His cerulean eyes seared into mine, making my breath hitch.

I hated how my body responded to him, how my pulse quickened at his proximity. I hated how desperately, how completely, I was drawn to him. Every stolen glance, every lingering touch sent ripples of confusion and longing through me. He was a storm of passion and danger, and I, like a sailor entranced by the song of a siren, was willingly walking into his eye.

Damn him for being the magnet that pulled at my every fiber, and damn me for my undeniable attraction. Because maybe, just maybe, part of me craved the chaos. Perhaps, in some twisted sense, I didn’t want it any other way.

As he closed the distance between us, he allowed his gaze to sweep over my body once more.

I crossed one arm over my chest and held my hand in front of my sex, shrinking in on myself. It was too intimate a moment to share with him.

But—never breaking my gaze—he reached out and slowly, gently, pulled my arms away from my frame.

You would think he’d find me repulsive, covered in bruises and injuries sustained from the car accident and beating, but beneath his flare of anger over what had been done to me, his eyes softened, tracing each mark as if they were stardust and not scars. To him, every blemish seemed to only enhance my beauty, as if each wound were a testament to a strength he admired. There was a reverence in his stare, an unspoken promise that he would always see me, not for the imperfections, but for the radiant—and in his mind, perfect—soul beneath.

Part of me wanted him to see how beaten and battered I was because the outside was a mere reflection of how I felt on the inside. And I wanted him to reallyseeme. I squared my shoulders, wanting him to realize that despite it all, I wasn’t broken.

And I would go down fighting.

Hunter brought his hand up to my face, making me shudder at the touch of his knuckles running along my jaw.

It shocked me that earlier tonight, when we had been with the police, his touch had felt like a corpse, because right now, it was a wonderful sparkler on the Fourth of July, crackling against my skin.

Maybe my earlier reaction tonight was because of my shock and betrayal over Hunter being the Windy City Vigilante. And maybe now I could see, at least part of him, was still the man I’d fallen in love with.

“I should keep you here forever, Little Leopard.” His voice was low with a grainy growl that reminded me of his Vigilante voice. “I wonder,” he said, allowing his fingers to drag down my throat, “if part of you still feels something when I touch you.”

I do.I didn’t understand it, didn’t want it, but the chemistry between us, the pull he had on me, was still strong—very much yearning for him. All our breathless moments threatened to consume my logic in its wildfire, begging me to surrender to this desire rather than to reason.

“I don’t,” I lied.

But when the crack in my tone gave my deception away, Hunter’s lips tugged up.

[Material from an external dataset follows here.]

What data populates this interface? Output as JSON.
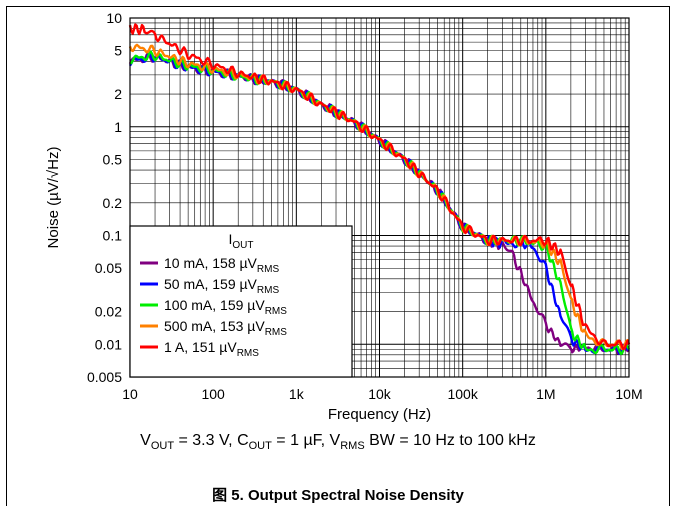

Maybe my hormones were a survival skill. Feel turned on, want Hunter to throw me down on the bed, and abracadabra, I couldn’t fixate on the horrors that had happened tonight.

“You’re still attracted to me,” he accused, looking at my peaked nipples as evidence.

“Physical attraction means nothing.”

But his face sparkled with victory; it meant everything to him.

His knuckles grazed my collarbone, then my breast, and though my skin came alive with his touch and begged for more, begged for me to submit, I forced myself to remember who he really was.

And what he’d just done in that basement.

I slapped his hand away, but he caught my wrist and held me there, towering over me while the gentle touch of warm steam enveloped us, causing tiny droplets to form on my bare skin. The steam snaked its way to the mirror, coating it in fog and amplifying the fragrant blend of lavender from the air freshener with his intoxicating sandalwood scent, making every sensation more pronounced.

I tried to shove aside the warped feelings of gratitude that he’d done it all for me. That standing in front of me was a man who had literally killed for me, because that wasn’t a healthy thought. A healthy relationship was finding a man who never broke the law, without an alter ego who took justice into his own hands.

This man was lethal, and there was no guarantee someone as dangerous as him wouldn’t turn on me.

I didn’t want to feel excited around him like this, and I didn’t want to imagine, even for a moment, what it might be like to surrender to his darkness.

He tightened his hold on my wrist and pulled me against him, my breasts swelling against his chest as he stared down at me.

I gulped, trying to shove down this inappropriate arousal.

It was like Hunter had been more reserved before, but now that I’d seen him—all of him—he was letting his inhibitions go.

“You can’t have me,” I uttered, hoping my voice wouldn’t give away my growing attraction to him.